L'odyssée abracadabrante d'un chauffeur de taxi parisien ne fait pas partie de la rentrée littéraire. Il s'agit en fait d'une vieille histoire publiée en 1975 et que l'auteur a résumé à Jacques Chancel peu après à la télé. Comme le périple rocambolesque de François Suliny de Stalingrad à la Ville Lumière, à la fin de la dernière Guerre mondiale, a de quoi capter l'imagination des lecteurs les plus sceptiques entre nous, j'ai pensé que peut-être ce serait intéressant de le rappeler brièvement ici. Après tout il relate le parcours d'un homme simple avec à l'arrière-plan un épisode hautement important de notre histoire : le tournant décisif de la "conquête" nazie !

Lorsque j'avance le terme "homme simple" pour caractériser François Suliny, ce qui lui est arrivé n'est sûrement pas simple du tout.
Son père Leibisz était un relieur d'art qui inventa un système ingénieux de "fers à dorer", l'oeuvre de sa vie, que les Russes lui ont confisqué en 1939. Sa mère voulait que son aîné devienne toubib, mais le jeune abandonna ses études de médecine au bout d'un an, préférant gagner sa vie en jouant de la trompette dans les bals populaires.
Ses connaissances médicales lui valurent cependant, lors de l'invasion nazie en 1941, d'être nommé "feldcher" (aide-médecin) et promu lieutenant (sans entraînement aucun) dans l'armée rouge.
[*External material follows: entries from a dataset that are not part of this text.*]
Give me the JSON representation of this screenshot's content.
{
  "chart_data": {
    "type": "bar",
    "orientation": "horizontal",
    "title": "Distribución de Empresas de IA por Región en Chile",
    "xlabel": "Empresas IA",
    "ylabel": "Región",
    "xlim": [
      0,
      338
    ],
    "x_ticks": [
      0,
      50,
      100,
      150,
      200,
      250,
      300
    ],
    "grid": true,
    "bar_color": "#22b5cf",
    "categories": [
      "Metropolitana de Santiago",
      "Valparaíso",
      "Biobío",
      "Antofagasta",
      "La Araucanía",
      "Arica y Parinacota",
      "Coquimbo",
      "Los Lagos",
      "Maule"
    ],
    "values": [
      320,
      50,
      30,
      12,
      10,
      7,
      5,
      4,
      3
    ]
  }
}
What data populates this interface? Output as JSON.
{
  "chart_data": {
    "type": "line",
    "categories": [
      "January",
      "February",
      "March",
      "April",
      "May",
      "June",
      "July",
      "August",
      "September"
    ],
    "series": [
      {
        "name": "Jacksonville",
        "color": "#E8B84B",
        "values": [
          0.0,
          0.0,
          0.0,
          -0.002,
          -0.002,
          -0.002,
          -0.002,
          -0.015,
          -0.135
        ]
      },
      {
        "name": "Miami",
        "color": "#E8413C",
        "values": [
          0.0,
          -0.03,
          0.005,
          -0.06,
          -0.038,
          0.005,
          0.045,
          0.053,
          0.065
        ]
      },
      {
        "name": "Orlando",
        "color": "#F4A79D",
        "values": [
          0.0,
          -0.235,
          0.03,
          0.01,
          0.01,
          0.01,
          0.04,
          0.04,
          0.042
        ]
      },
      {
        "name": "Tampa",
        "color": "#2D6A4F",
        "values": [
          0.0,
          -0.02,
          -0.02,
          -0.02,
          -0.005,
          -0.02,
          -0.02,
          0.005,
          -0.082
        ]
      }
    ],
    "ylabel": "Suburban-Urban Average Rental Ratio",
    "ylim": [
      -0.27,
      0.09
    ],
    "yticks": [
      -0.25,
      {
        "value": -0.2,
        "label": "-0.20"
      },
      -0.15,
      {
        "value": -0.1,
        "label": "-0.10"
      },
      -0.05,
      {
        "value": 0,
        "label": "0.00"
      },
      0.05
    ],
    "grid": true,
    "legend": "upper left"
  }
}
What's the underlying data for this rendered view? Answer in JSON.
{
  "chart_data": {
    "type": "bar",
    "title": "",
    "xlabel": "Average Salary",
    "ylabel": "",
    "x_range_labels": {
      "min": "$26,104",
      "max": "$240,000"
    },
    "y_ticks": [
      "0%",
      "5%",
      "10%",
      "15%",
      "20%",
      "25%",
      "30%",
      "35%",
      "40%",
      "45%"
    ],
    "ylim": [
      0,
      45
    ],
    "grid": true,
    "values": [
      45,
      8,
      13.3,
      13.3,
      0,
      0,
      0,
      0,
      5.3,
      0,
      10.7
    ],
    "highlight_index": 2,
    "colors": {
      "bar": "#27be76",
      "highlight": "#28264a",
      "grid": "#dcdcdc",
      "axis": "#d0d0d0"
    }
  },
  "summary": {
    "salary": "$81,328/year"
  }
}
Le récit d' Ephraïm Szuliwniuk (ou Froïm Choulivniouk), le nom de baptême de l'auteur en 1910 dans une famille juive polonaise de Rovno (l'actuelle Rivne en Ukraine), démarre le 17 septembre 1939 avec l'entrée des tanks soviétiques "libérateurs" dans sa ville qui "se fit d'une façon bonhomme, presque bucolique".
Le résultat du fameux Pacte germano-soviétique de non-agression du 23 août de la même année, signé par les ministres des affaires étrangères des 2 "nouveaux pays amis", Joachim von Ribbentrop et Viatcheslav Molotov, contenait quelques clauses secrètes : notamment le énième partage de sa patrie entre des puissances étrangères.
Et notre Ephraïm d'ajouter, non sans humour, le lendemain de leur arrivée les Russes collaient des affiches énormes tous les cent mètres dans les rues de sa ville natale avec des slogans édifiants "Mort au capitalisme", "Gloire au Grand Staline" etc. jusqu'à ce qu'un petit rigolo local suspendît son propre petit message : "Vous nous tendez la main, pour que nous sortions les pieds en avant !" Ce qui permettait le NKVD (l'ancêtre du KGB) d'entrer en action : des centaines de milliers d'éléments suspects furent déportés au Kazakhstan et même plus loin !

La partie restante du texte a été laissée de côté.